Via Obnoxio comes this posting on how the MHRA hopes to crack down on the sale of nicotine containing products such as e-cigarettes and the like; Obo making the notable point that Leg-Iron's very likely to explode.
Having worked in an industry responsible for healthcare products up till very recently I've had quite a few run-in's with the MHRA- I'll post on that later more thoroughly when I've collected my thoughts on the subject (along with my views on energy that I promised Oleuanna); one thing I will say: regulation is a bad thing, but one of Maggie's lesser and more insidious enduring legacies (for which as a chemist by training she really should have known better) was for disseminating legislative powers to regulatory bodies, i.e. allowing bodies like the MHRA rule book to become self amending.
I will first be looking into putting my own views together to add to the consultation forum they have to set up (as a pretext) to curbing the sale of these products by pulling them under medicines legislation.

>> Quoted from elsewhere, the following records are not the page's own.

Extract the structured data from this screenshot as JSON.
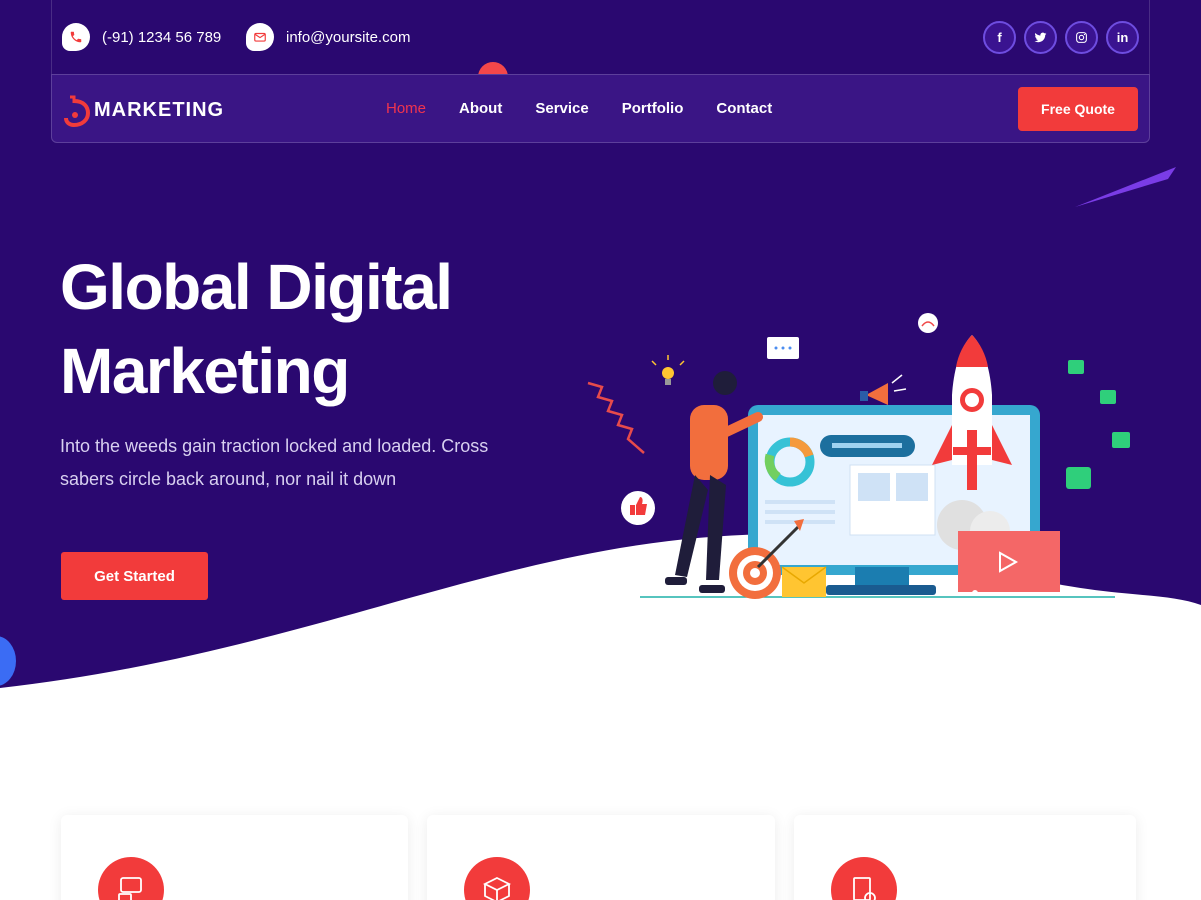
{
  "topbar": {
    "phone": "(-91) 1234 56 789",
    "email": "info@yoursite.com",
    "phone_icon": "phone-icon",
    "email_icon": "envelope-icon",
    "socials": [
      {
        "icon": "facebook-icon",
        "glyph": "f"
      },
      {
        "icon": "twitter-icon",
        "glyph": "t"
      },
      {
        "icon": "instagram-icon",
        "glyph": "◎"
      },
      {
        "icon": "linkedin-icon",
        "glyph": "in"
      }
    ]
  },
  "nav": {
    "logo": "MARKETING",
    "items": [
      {
        "label": "Home",
        "active": true
      },
      {
        "label": "About",
        "active": false
      },
      {
        "label": "Service",
        "active": false
      },
      {
        "label": "Portfolio",
        "active": false
      },
      {
        "label": "Contact",
        "active": false
      }
    ],
    "cta": "Free Quote"
  },
  "hero": {
    "title_line1": "Global Digital",
    "title_line2": "Marketing",
    "description": "Into the weeds gain traction locked and loaded. Cross sabers circle back around, nor nail it down",
    "button": "Get Started"
  },
  "services": {
    "cards": [
      {
        "icon": "chat-devices-icon"
      },
      {
        "icon": "boxes-icon"
      },
      {
        "icon": "document-gear-icon"
      }
    ]
  },
  "colors": {
    "hero_bg": "#2a0870",
    "accent": "#f23b3b",
    "nav_active": "#f0344e"
  }
}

I don't smoke. I used to, but quit when I met my then girlfriend, now wife. Occasionally I enjoy a cigar at a poker game but having lost several smoking relatives to strokes, heart disease and sudden adult death attributable to living high on the hog I do both less so than before. My wife has lost 2 close relatives, one to lung cancer the other to (age and) the beginnings of COPD and thus swears off the vice entirely. Despite all this I will defend the right of those who do indulge to the end; I don't have to like some freedoms to support them, just know that overall outcomes will be better for it.
All that said I do have one thought about regulation; if we are so intent on socialising the costs of welfare, healthcare and (if Gordo has his way) socialcare why are we not as earnest to socialise the costs of regulation to business? Why aren't bigger businesses not paying a larger proportion to the pot based on their ability to pay?
Answers on a postcard to your MP with a quick stop at google to look up Pigou taxation and Adam Smith quotes.